Somewhere inside the adapted version of you is the memory of the plant that deserved better soil. That memory is not self-pity. It is accuracy. And keeping it is not weakness. It is the refusal to let the story of your survival become the only story about what happened.

Sources

  1. van der Kolk, B. (2014). The Body Keeps the Score: Brain, Mind, and Body in the Healing of Trauma. Viking. On how the body adapts around traumatic absence and what those adaptations cost in terms of self-expression and access to experience.
  2. Levine, P. A. (2010). In an Unspoken Voice: How the Body Releases Trauma and Restores Goodness. North Atlantic Books. On trauma adaptation as frozen survival responses and the difference between adaptive function and restoration of the full self.
  3. Bowen, M. (1978). Family Therapy in Clinical Practice. Jason Aronson. On differentiation of self in family systems and how the most differentiated person in a system absorbs a disproportionate share of the system's anxiety.

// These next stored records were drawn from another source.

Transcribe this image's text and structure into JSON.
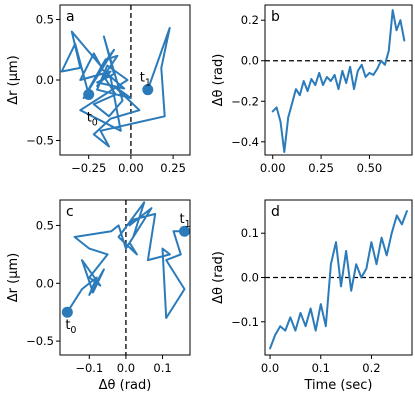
{
  "style": {
    "series_color": "#2b7bba"
  },
  "chart_data": [
    {
      "id": "a",
      "type": "line",
      "panel_label": "a",
      "xlabel": "",
      "ylabel": "Δr (μm)",
      "xlim": [
        -0.42,
        0.35
      ],
      "ylim": [
        -0.62,
        0.62
      ],
      "xticks": [
        -0.25,
        0.0,
        0.25
      ],
      "xtick_labels": [
        "−0.25",
        "0.00",
        "0.25"
      ],
      "yticks": [
        -0.5,
        0.0,
        0.5
      ],
      "ytick_labels": [
        "−0.5",
        "0.0",
        "0.5"
      ],
      "zero_line": "vertical x=0",
      "start_label": "t0",
      "end_label": "t1",
      "start_point": {
        "x": -0.25,
        "y": -0.12
      },
      "end_point": {
        "x": 0.1,
        "y": -0.08
      },
      "x": [
        -0.25,
        -0.33,
        -0.41,
        -0.3,
        -0.35,
        -0.18,
        -0.22,
        -0.3,
        -0.12,
        -0.2,
        -0.08,
        -0.15,
        -0.28,
        -0.1,
        -0.18,
        -0.04,
        -0.2,
        -0.1,
        -0.16,
        -0.05,
        -0.13,
        -0.22,
        -0.09,
        -0.17,
        -0.12,
        -0.06,
        -0.3,
        -0.02,
        -0.14,
        -0.2,
        0.0,
        -0.1,
        0.05,
        -0.12,
        -0.22,
        -0.13,
        -0.18,
        0.2,
        0.18,
        0.23,
        0.1
      ],
      "y": [
        -0.12,
        0.3,
        0.07,
        0.1,
        0.4,
        0.12,
        0.22,
        0.0,
        0.07,
        -0.05,
        0.2,
        0.17,
        -0.15,
        0.25,
        0.1,
        -0.07,
        -0.02,
        0.05,
        0.36,
        -0.17,
        -0.3,
        -0.2,
        -0.12,
        0.05,
        0.02,
        -0.42,
        -0.25,
        0.0,
        0.12,
        -0.08,
        -0.15,
        -0.05,
        -0.25,
        -0.32,
        -0.45,
        -0.55,
        -0.42,
        -0.3,
        0.1,
        0.43,
        -0.08
      ]
    },
    {
      "id": "b",
      "type": "line",
      "panel_label": "b",
      "xlabel": "",
      "ylabel": "Δθ (rad)",
      "xlim": [
        -0.04,
        0.72
      ],
      "ylim": [
        -0.465,
        0.275
      ],
      "xticks": [
        0.0,
        0.25,
        0.5
      ],
      "xtick_labels": [
        "0.00",
        "0.25",
        "0.50"
      ],
      "yticks": [
        -0.4,
        -0.2,
        0.0,
        0.2
      ],
      "ytick_labels": [
        "−0.4",
        "−0.2",
        "0.0",
        "0.2"
      ],
      "zero_line": "horizontal y=0",
      "x": [
        0.0,
        0.02,
        0.04,
        0.06,
        0.08,
        0.1,
        0.12,
        0.14,
        0.16,
        0.18,
        0.2,
        0.22,
        0.24,
        0.26,
        0.28,
        0.3,
        0.32,
        0.34,
        0.36,
        0.38,
        0.4,
        0.42,
        0.44,
        0.46,
        0.48,
        0.5,
        0.52,
        0.54,
        0.56,
        0.58,
        0.6,
        0.62,
        0.64,
        0.66,
        0.68
      ],
      "y": [
        -0.25,
        -0.23,
        -0.3,
        -0.45,
        -0.28,
        -0.21,
        -0.14,
        -0.17,
        -0.1,
        -0.15,
        -0.09,
        -0.12,
        -0.06,
        -0.12,
        -0.08,
        -0.1,
        -0.07,
        -0.14,
        -0.05,
        -0.11,
        -0.03,
        -0.14,
        -0.05,
        -0.02,
        -0.08,
        -0.06,
        -0.07,
        -0.04,
        0.0,
        -0.02,
        0.05,
        0.25,
        0.15,
        0.2,
        0.1
      ]
    },
    {
      "id": "c",
      "type": "line",
      "panel_label": "c",
      "xlabel": "Δθ (rad)",
      "ylabel": "Δr (μm)",
      "xlim": [
        -0.18,
        0.175
      ],
      "ylim": [
        -0.62,
        0.72
      ],
      "xticks": [
        -0.1,
        0.0,
        0.1
      ],
      "xtick_labels": [
        "−0.1",
        "0.0",
        "0.1"
      ],
      "yticks": [
        -0.5,
        0.0,
        0.5
      ],
      "ytick_labels": [
        "−0.5",
        "0.0",
        "0.5"
      ],
      "zero_line": "vertical x=0",
      "start_label": "t0",
      "end_label": "t1",
      "start_point": {
        "x": -0.16,
        "y": -0.25
      },
      "end_point": {
        "x": 0.16,
        "y": 0.45
      },
      "x": [
        -0.16,
        -0.12,
        -0.08,
        -0.1,
        -0.06,
        -0.09,
        -0.12,
        -0.07,
        -0.1,
        -0.05,
        -0.1,
        -0.14,
        -0.04,
        -0.02,
        0.0,
        0.02,
        0.05,
        -0.02,
        0.03,
        0.01,
        0.07,
        0.01,
        0.02,
        0.08,
        0.06,
        0.12,
        0.1,
        0.11,
        0.16,
        0.11,
        0.15,
        0.13,
        0.16
      ],
      "y": [
        -0.25,
        -0.05,
        0.05,
        -0.1,
        0.12,
        -0.08,
        0.2,
        -0.02,
        0.05,
        0.25,
        0.3,
        0.4,
        0.45,
        0.5,
        0.3,
        0.4,
        0.7,
        0.4,
        0.25,
        0.35,
        0.65,
        0.5,
        0.55,
        0.6,
        0.2,
        0.25,
        0.3,
        -0.3,
        -0.05,
        0.2,
        0.25,
        0.45,
        0.45
      ]
    },
    {
      "id": "d",
      "type": "line",
      "panel_label": "d",
      "xlabel": "Time (sec)",
      "ylabel": "Δθ (rad)",
      "xlim": [
        -0.01,
        0.28
      ],
      "ylim": [
        -0.175,
        0.175
      ],
      "xticks": [
        0.0,
        0.1,
        0.2
      ],
      "xtick_labels": [
        "0.0",
        "0.1",
        "0.2"
      ],
      "yticks": [
        -0.1,
        0.0,
        0.1
      ],
      "ytick_labels": [
        "−0.1",
        "0.0",
        "0.1"
      ],
      "zero_line": "horizontal y=0",
      "x": [
        0.0,
        0.01,
        0.02,
        0.03,
        0.04,
        0.05,
        0.06,
        0.07,
        0.08,
        0.09,
        0.1,
        0.11,
        0.12,
        0.13,
        0.14,
        0.15,
        0.16,
        0.17,
        0.18,
        0.19,
        0.2,
        0.21,
        0.22,
        0.23,
        0.24,
        0.25,
        0.26,
        0.27
      ],
      "y": [
        -0.16,
        -0.13,
        -0.11,
        -0.12,
        -0.09,
        -0.12,
        -0.08,
        -0.11,
        -0.07,
        -0.12,
        -0.06,
        -0.11,
        0.03,
        0.08,
        -0.02,
        0.06,
        -0.03,
        0.03,
        0.0,
        0.02,
        0.08,
        0.03,
        0.09,
        0.05,
        0.1,
        0.14,
        0.12,
        0.15
      ]
    }
  ]
}
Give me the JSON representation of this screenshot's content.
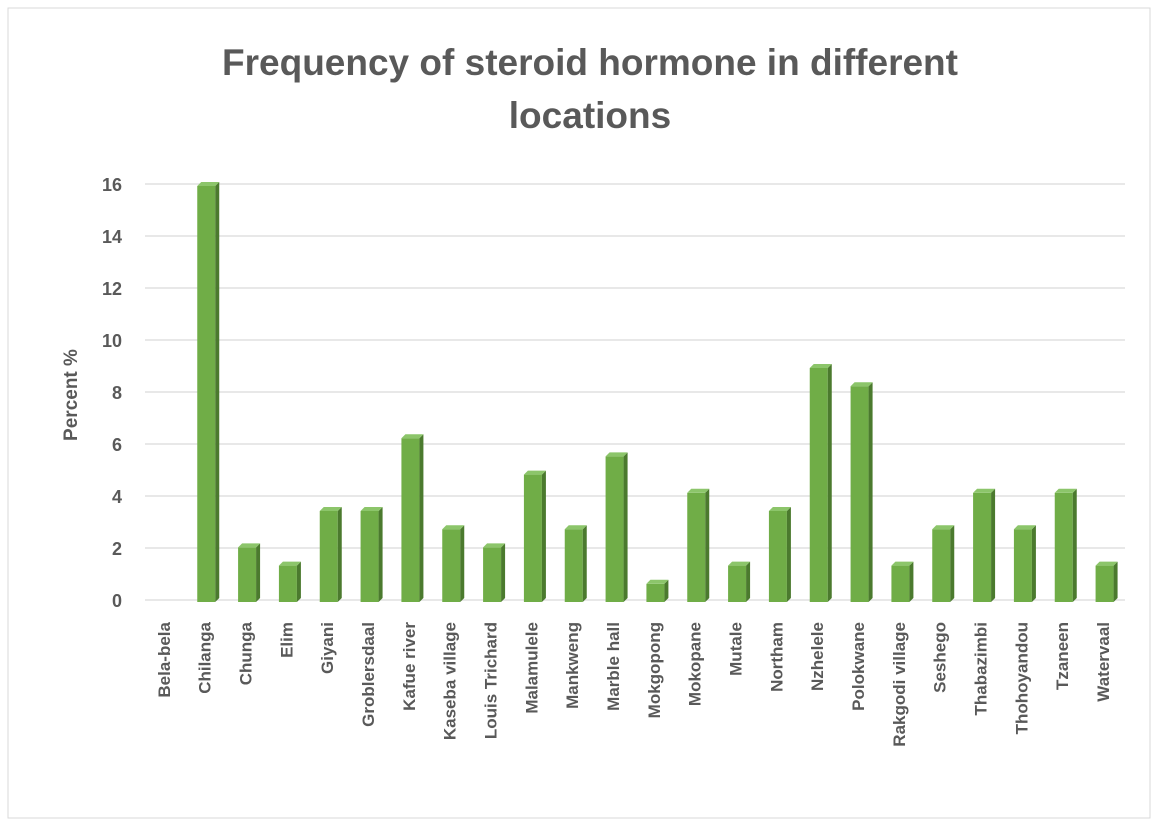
{
  "chart_data": {
    "type": "bar",
    "title": "Frequency of steroid hormone in different locations",
    "y_label": "Percent %",
    "categories": [
      "Bela-bela",
      "Chilanga",
      "Chunga",
      "Elim",
      "Giyani",
      "Groblersdaal",
      "Kafue river",
      "Kaseba village",
      "Louis Trichard",
      "Malamulele",
      "Mankweng",
      "Marble hall",
      "Mokgopong",
      "Mokopane",
      "Mutale",
      "Northam",
      "Nzhelele",
      "Polokwane",
      "Rakgodi village",
      "Seshego",
      "Thabazimbi",
      "Thohoyandou",
      "Tzaneen",
      "Watervaal"
    ],
    "values": [
      0,
      16,
      2.1,
      1.4,
      3.5,
      3.5,
      6.3,
      2.8,
      2.1,
      4.9,
      2.8,
      5.6,
      0.7,
      4.2,
      1.4,
      3.5,
      9,
      8.3,
      1.4,
      2.8,
      4.2,
      2.8,
      4.2,
      1.4
    ],
    "color": "#70ad47",
    "ylim": [
      0,
      16
    ],
    "yticks": [
      0,
      2,
      4,
      6,
      8,
      10,
      12,
      14,
      16
    ],
    "grid": true
  }
}
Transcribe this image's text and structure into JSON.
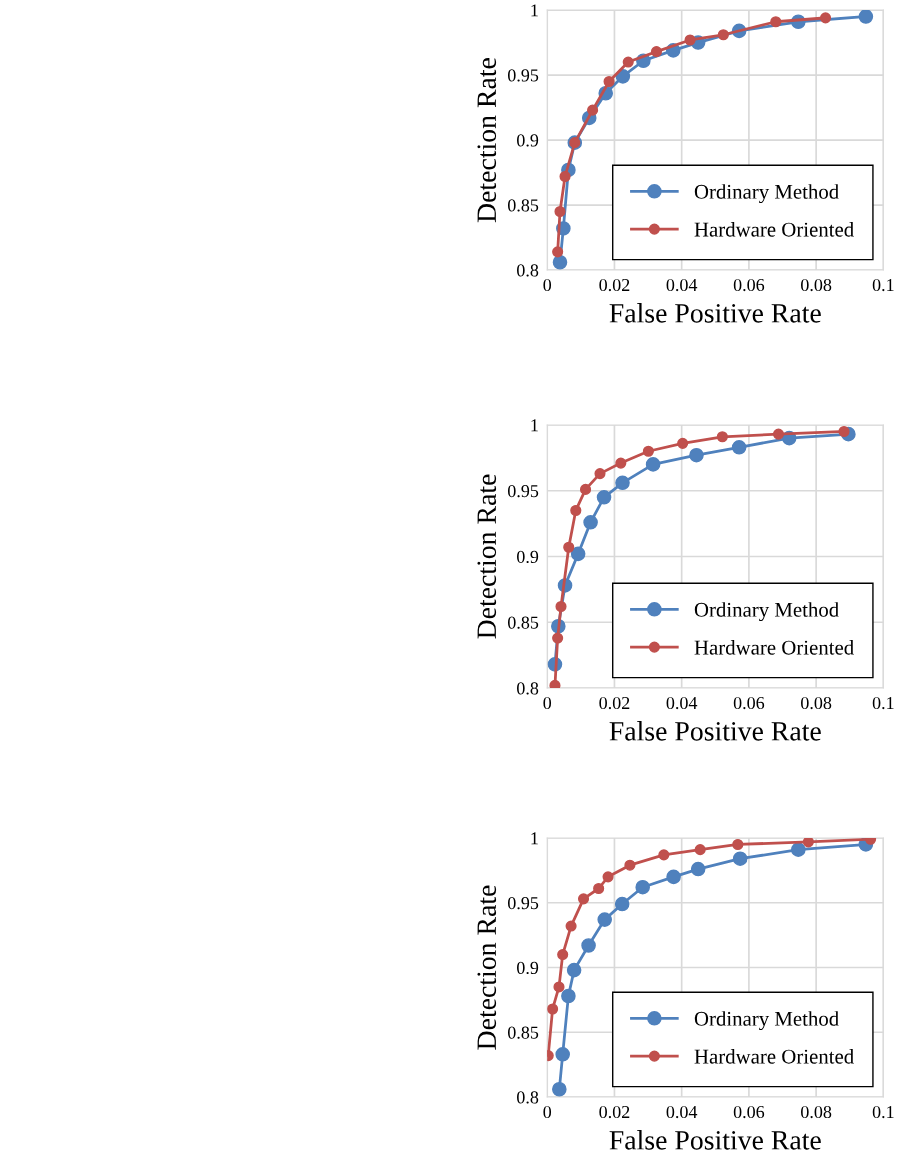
{
  "chart_data": [
    {
      "type": "line",
      "xlabel": "False Positive Rate",
      "ylabel": "Detection Rate",
      "xlim": [
        0,
        0.1
      ],
      "ylim": [
        0.8,
        1
      ],
      "xticks": [
        0,
        0.02,
        0.04,
        0.06,
        0.08,
        0.1
      ],
      "yticks": [
        0.8,
        0.85,
        0.9,
        0.95,
        1
      ],
      "grid": true,
      "legend": "bottom right",
      "marker": "circle",
      "line_style": "solid",
      "series": [
        {
          "name": "Ordinary Method",
          "color": "#4f81bd",
          "x": [
            0.0038,
            0.0048,
            0.0063,
            0.0082,
            0.0125,
            0.0174,
            0.0225,
            0.0286,
            0.0375,
            0.0449,
            0.0571,
            0.0747,
            0.0948
          ],
          "values": [
            0.806,
            0.832,
            0.877,
            0.898,
            0.917,
            0.936,
            0.949,
            0.961,
            0.969,
            0.975,
            0.984,
            0.991,
            0.995
          ]
        },
        {
          "name": "Hardware Oriented",
          "color": "#c0504d",
          "x": [
            0.0031,
            0.0038,
            0.0053,
            0.0082,
            0.0135,
            0.0184,
            0.0241,
            0.0325,
            0.0425,
            0.0524,
            0.068,
            0.0828
          ],
          "values": [
            0.814,
            0.845,
            0.872,
            0.898,
            0.923,
            0.945,
            0.96,
            0.968,
            0.977,
            0.981,
            0.991,
            0.994
          ]
        }
      ]
    },
    {
      "type": "line",
      "xlabel": "False Positive Rate",
      "ylabel": "Detection Rate",
      "xlim": [
        0,
        0.1
      ],
      "ylim": [
        0.8,
        1
      ],
      "xticks": [
        0,
        0.02,
        0.04,
        0.06,
        0.08,
        0.1
      ],
      "yticks": [
        0.8,
        0.85,
        0.9,
        0.95,
        1
      ],
      "grid": true,
      "legend": "bottom right",
      "marker": "circle",
      "line_style": "solid",
      "series": [
        {
          "name": "Ordinary Method",
          "color": "#4f81bd",
          "x": [
            0.0023,
            0.0033,
            0.0053,
            0.0092,
            0.0129,
            0.0169,
            0.0224,
            0.0315,
            0.0444,
            0.0571,
            0.072,
            0.0896
          ],
          "values": [
            0.818,
            0.847,
            0.878,
            0.902,
            0.926,
            0.945,
            0.956,
            0.97,
            0.977,
            0.983,
            0.99,
            0.993
          ]
        },
        {
          "name": "Hardware Oriented",
          "color": "#c0504d",
          "x": [
            0.0023,
            0.0031,
            0.0041,
            0.0064,
            0.0085,
            0.0114,
            0.0157,
            0.0219,
            0.0301,
            0.0403,
            0.0521,
            0.0688,
            0.0883
          ],
          "values": [
            0.802,
            0.838,
            0.862,
            0.907,
            0.935,
            0.951,
            0.963,
            0.971,
            0.98,
            0.986,
            0.991,
            0.993,
            0.995
          ]
        }
      ]
    },
    {
      "type": "line",
      "xlabel": "False Positive Rate",
      "ylabel": "Detection Rate",
      "xlim": [
        0,
        0.1
      ],
      "ylim": [
        0.8,
        1
      ],
      "xticks": [
        0,
        0.02,
        0.04,
        0.06,
        0.08,
        0.1
      ],
      "yticks": [
        0.8,
        0.85,
        0.9,
        0.95,
        1
      ],
      "grid": true,
      "legend": "bottom right",
      "marker": "circle",
      "line_style": "solid",
      "series": [
        {
          "name": "Ordinary Method",
          "color": "#4f81bd",
          "x": [
            0.0036,
            0.0046,
            0.0063,
            0.008,
            0.0123,
            0.0171,
            0.0223,
            0.0284,
            0.0376,
            0.0449,
            0.0574,
            0.0747,
            0.0948
          ],
          "values": [
            0.806,
            0.833,
            0.878,
            0.898,
            0.917,
            0.937,
            0.949,
            0.962,
            0.97,
            0.976,
            0.984,
            0.991,
            0.995
          ]
        },
        {
          "name": "Hardware Oriented",
          "color": "#c0504d",
          "x": [
            0.0003,
            0.0016,
            0.0035,
            0.0046,
            0.0071,
            0.0108,
            0.0153,
            0.0181,
            0.0246,
            0.0347,
            0.0455,
            0.0567,
            0.0777,
            0.0962
          ],
          "values": [
            0.832,
            0.868,
            0.885,
            0.91,
            0.932,
            0.953,
            0.961,
            0.97,
            0.979,
            0.987,
            0.991,
            0.995,
            0.997,
            0.999
          ]
        }
      ]
    }
  ]
}
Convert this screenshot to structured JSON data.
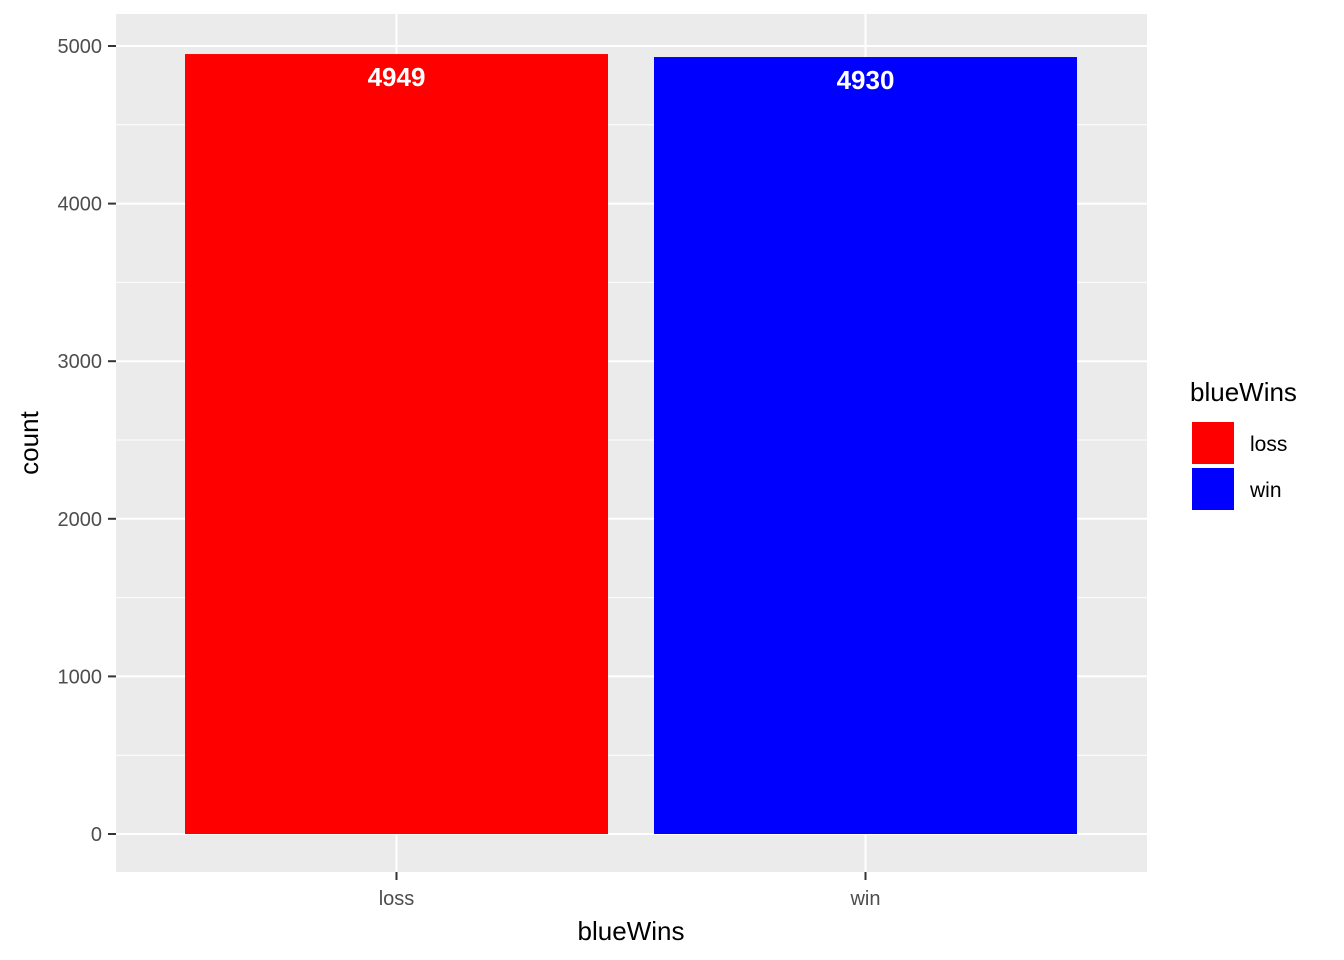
{
  "chart_data": {
    "type": "bar",
    "categories": [
      "loss",
      "win"
    ],
    "values": [
      4949,
      4930
    ],
    "data_labels": [
      "4949",
      "4930"
    ],
    "colors": [
      "#ff0000",
      "#0000ff"
    ],
    "xlabel": "blueWins",
    "ylabel": "count",
    "ylim": [
      0,
      5000
    ],
    "y_ticks": [
      0,
      1000,
      2000,
      3000,
      4000,
      5000
    ],
    "y_tick_labels": [
      "0",
      "1000",
      "2000",
      "3000",
      "4000",
      "5000"
    ],
    "grid": true,
    "panel_background": "#ebebeb",
    "legend": {
      "title": "blueWins",
      "placement": "right",
      "entries": [
        {
          "label": "loss",
          "color": "#ff0000"
        },
        {
          "label": "win",
          "color": "#0000ff"
        }
      ]
    }
  }
}
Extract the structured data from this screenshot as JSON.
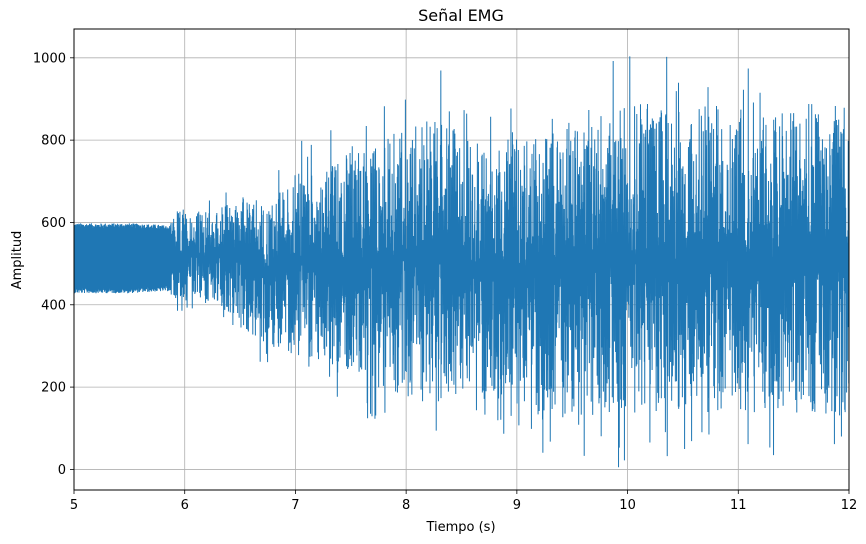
{
  "chart_data": {
    "type": "line",
    "title": "Señal EMG",
    "xlabel": "Tiempo (s)",
    "ylabel": "Amplitud",
    "xlim": [
      5,
      12
    ],
    "ylim": [
      -50,
      1070
    ],
    "x_ticks": [
      5,
      6,
      7,
      8,
      9,
      10,
      11,
      12
    ],
    "y_ticks": [
      0,
      200,
      400,
      600,
      800,
      1000
    ],
    "grid": true,
    "series": [
      {
        "color": "#1f77b4",
        "x": [
          5.0,
          5.25,
          5.5,
          5.75,
          5.87,
          5.9,
          6.0,
          6.25,
          6.5,
          6.75,
          7.0,
          7.25,
          7.5,
          7.75,
          8.0,
          8.25,
          8.5,
          8.75,
          9.0,
          9.25,
          9.5,
          9.75,
          10.0,
          10.25,
          10.5,
          10.75,
          11.0,
          11.25,
          11.5,
          11.75,
          12.0
        ],
        "envelope_max": [
          598,
          598,
          598,
          595,
          592,
          665,
          668,
          668,
          720,
          705,
          800,
          815,
          870,
          895,
          970,
          990,
          920,
          900,
          915,
          955,
          960,
          990,
          1020,
          1020,
          995,
          1020,
          1000,
          985,
          1000,
          1025,
          1025
        ],
        "envelope_min": [
          428,
          428,
          428,
          432,
          433,
          368,
          368,
          365,
          298,
          240,
          200,
          180,
          150,
          100,
          50,
          45,
          65,
          85,
          20,
          0,
          0,
          5,
          0,
          0,
          0,
          0,
          35,
          0,
          30,
          0,
          5
        ]
      }
    ]
  }
}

  4. Winnicott, D. W. (1965). The Maturational Processes and the Facilitating Environment. International Universities Press. On the false self as an adaptation to an inadequate environment and the cost of that adaptation to the true self.
  5. Anda, R. F., Felitti, V. J., Bremner, J. D., Walker, J. D., Whitfield, C., Perry, B. D., Dube, S. R., & Giles, W. H. (2006). "The enduring effects of abuse and related adverse experiences in childhood." European Archives of Psychiatry and Clinical Neuroscience 256(3): 174-186. On the long-term structural effects of inadequate developmental environments, including adaptations that persist well beyond the original conditions.